Finding the dimensions of the data frame

In [194]:
# Getting the number of instances and features
print(df.shape)

# Getting the dimensions of the data frame
print(df.ndim)

(398, 9)
2


In [195]:
df.head(10)

Unnamed: 0,MPG,Cylinders,Displacement,...,Model Year,Origin,Car Name
170,23.0,4,140.0,...,75,1,pontiac astro
37,18.0,6,232.0,...,71,1,amc matador
...,...,...,...,...,...,...,...
211,16.5,6,168.0,...,76,2,mercedes-benz 280s
289,16.9,8,350.0,...,79,1,buick estate wagon (sw)


In [196]:
print('All done')

All done


---


# **Practice Exercises (No Solutions)**

These are short practice tasks to help you get comfortable with **pandas DataFrames**. Try to complete each code cell.

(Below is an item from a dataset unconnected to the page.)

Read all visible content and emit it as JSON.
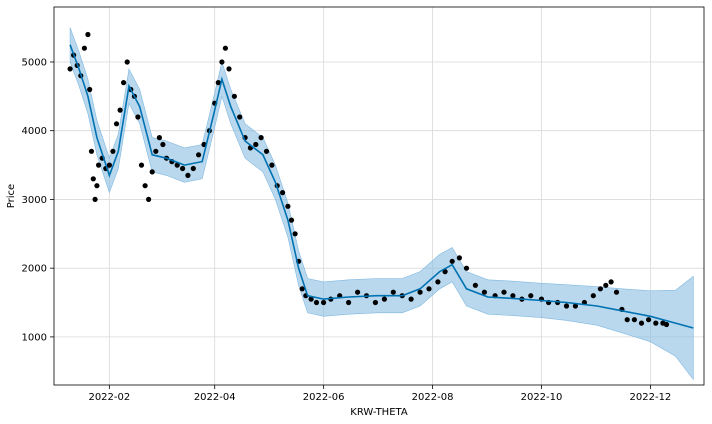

## Practice 1 — Load & inspect

Load the dataset into a DataFrame named `df_practice`, then:
- print the shape
- display the first 5 rows
- show summary statistics for numeric columns

In [197]:
# TODO: Load the CSV into df_practice
# - Use the same URL used earlier in the notebook (auto-mpg.csv)
# - Tip: pd.read_csv(...)

import pandas as pd

file_path = "https://data.heatonresearch.com/data/t81-558/auto-mpg.csv"

# YOUR CODE HERE
# df_practice = ...

# TODO: Inspect
# print(df_practice.shape)
# display(df_practice.head())
# display(df_practice.describe())


## Practice 2 — Missing values

Using `df_practice`:
1. Show the number of missing values per column.
2. Drop rows where `horsepower` is missing.
3. Fill remaining numeric missing values with the **median** of each column.

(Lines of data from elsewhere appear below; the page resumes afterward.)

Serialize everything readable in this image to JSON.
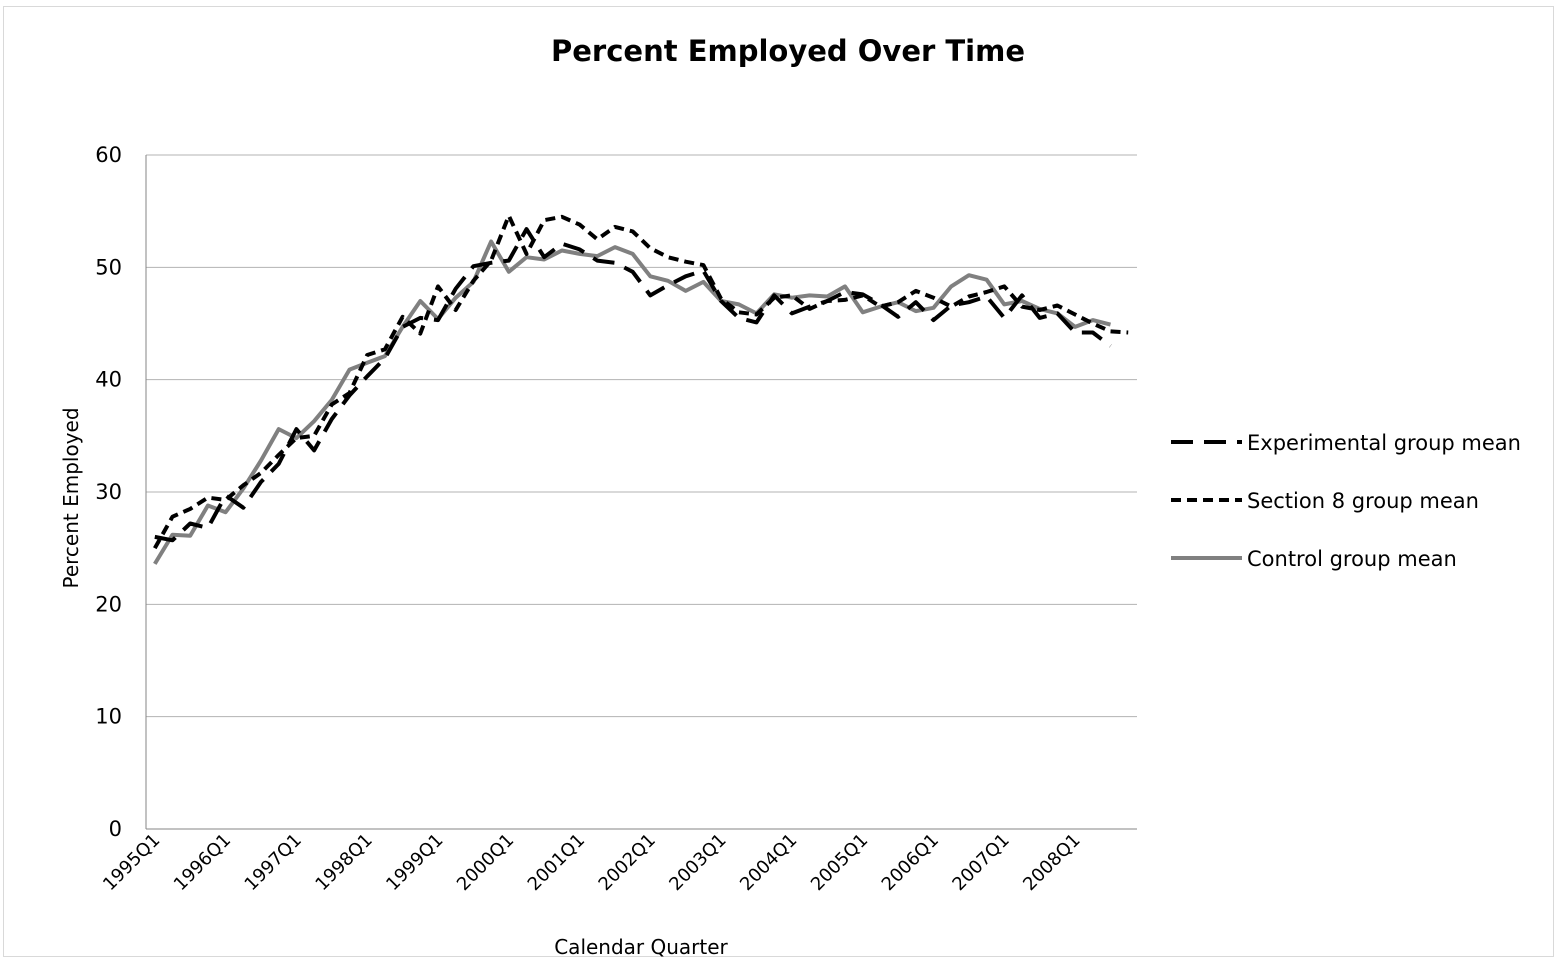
{
  "chart_data": {
    "type": "line",
    "title": "Percent Employed Over Time",
    "xlabel": "Calendar Quarter",
    "ylabel": "Percent Employed",
    "ylim": [
      0,
      60
    ],
    "yticks": [
      0,
      10,
      20,
      30,
      40,
      50,
      60
    ],
    "grid": true,
    "legend_position": "right",
    "x": [
      "1995Q1",
      "1995Q2",
      "1995Q3",
      "1995Q4",
      "1996Q1",
      "1996Q2",
      "1996Q3",
      "1996Q4",
      "1997Q1",
      "1997Q2",
      "1997Q3",
      "1997Q4",
      "1998Q1",
      "1998Q2",
      "1998Q3",
      "1998Q4",
      "1999Q1",
      "1999Q2",
      "1999Q3",
      "1999Q4",
      "2000Q1",
      "2000Q2",
      "2000Q3",
      "2000Q4",
      "2001Q1",
      "2001Q2",
      "2001Q3",
      "2001Q4",
      "2002Q1",
      "2002Q2",
      "2002Q3",
      "2002Q4",
      "2003Q1",
      "2003Q2",
      "2003Q3",
      "2003Q4",
      "2004Q1",
      "2004Q2",
      "2004Q3",
      "2004Q4",
      "2005Q1",
      "2005Q2",
      "2005Q3",
      "2005Q4",
      "2006Q1",
      "2006Q2",
      "2006Q3",
      "2006Q4",
      "2007Q1",
      "2007Q2",
      "2007Q3",
      "2007Q4",
      "2008Q1",
      "2008Q2",
      "2008Q3",
      "2008Q4"
    ],
    "xtick_labels": [
      "1995Q1",
      "1996Q1",
      "1997Q1",
      "1998Q1",
      "1999Q1",
      "2000Q1",
      "2001Q1",
      "2002Q1",
      "2003Q1",
      "2004Q1",
      "2005Q1",
      "2006Q1",
      "2007Q1",
      "2008Q1"
    ],
    "series": [
      {
        "name": "Experimental group mean",
        "style": "long-dash",
        "color": "#000000",
        "values": [
          26.0,
          25.7,
          27.2,
          26.8,
          29.7,
          28.6,
          30.9,
          32.5,
          35.6,
          33.7,
          36.5,
          38.6,
          40.3,
          41.9,
          44.7,
          45.5,
          45.3,
          48.1,
          50.1,
          50.4,
          50.6,
          53.4,
          50.9,
          52.1,
          51.6,
          50.6,
          50.4,
          49.6,
          47.5,
          48.4,
          49.2,
          49.7,
          47.0,
          45.5,
          45.1,
          47.5,
          45.9,
          46.5,
          47.0,
          47.8,
          47.6,
          46.7,
          45.6,
          46.9,
          45.3,
          46.6,
          46.9,
          47.4,
          45.5,
          47.5,
          45.5,
          45.9,
          44.2,
          44.2,
          43.0,
          null
        ]
      },
      {
        "name": "Section 8 group mean",
        "style": "short-dash",
        "color": "#000000",
        "values": [
          25.0,
          27.8,
          28.5,
          29.5,
          29.3,
          30.6,
          31.7,
          33.3,
          34.8,
          35.0,
          37.8,
          38.8,
          42.2,
          42.7,
          45.6,
          44.1,
          48.3,
          46.2,
          48.8,
          50.6,
          54.6,
          51.2,
          54.2,
          54.5,
          53.8,
          52.5,
          53.6,
          53.2,
          51.7,
          50.9,
          50.5,
          50.2,
          47.2,
          46.0,
          45.8,
          47.3,
          47.5,
          46.3,
          47.0,
          47.1,
          47.5,
          46.5,
          46.9,
          47.9,
          47.3,
          46.5,
          47.4,
          47.8,
          48.3,
          46.5,
          46.2,
          46.6,
          45.8,
          45.0,
          44.3,
          44.2
        ]
      },
      {
        "name": "Control group mean",
        "style": "solid",
        "color": "#808080",
        "values": [
          23.6,
          26.2,
          26.1,
          28.8,
          28.2,
          30.3,
          32.8,
          35.6,
          34.8,
          36.3,
          38.2,
          40.9,
          41.5,
          42.1,
          44.7,
          47.0,
          45.4,
          47.3,
          48.7,
          52.3,
          49.6,
          50.9,
          50.7,
          51.5,
          51.2,
          51.0,
          51.8,
          51.2,
          49.2,
          48.8,
          47.9,
          48.7,
          47.0,
          46.7,
          45.9,
          47.6,
          47.3,
          47.5,
          47.4,
          48.3,
          46.0,
          46.5,
          46.9,
          46.1,
          46.4,
          48.3,
          49.3,
          48.9,
          46.7,
          47.0,
          46.3,
          45.9,
          44.7,
          45.3,
          44.9,
          null
        ]
      }
    ]
  }
}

Store the cleaned result in `df_clean`.

In [198]:
# YOUR CODE HERE
# 1) missing per column
# 2) drop missing horsepower
# 3) fill remaining numeric NaNs with median

# df_clean = ...


## Practice 3 — Feature engineering & sorting

Using `df_clean`:
- Create a new column `power_to_weight = horsepower / weight`
- Sort descending by `power_to_weight`
- Show the top 10 rows with columns: `['name','horsepower','weight','power_to_weight','mpg']`

In [199]:
# YOUR CODE HERE
# df_feat = ...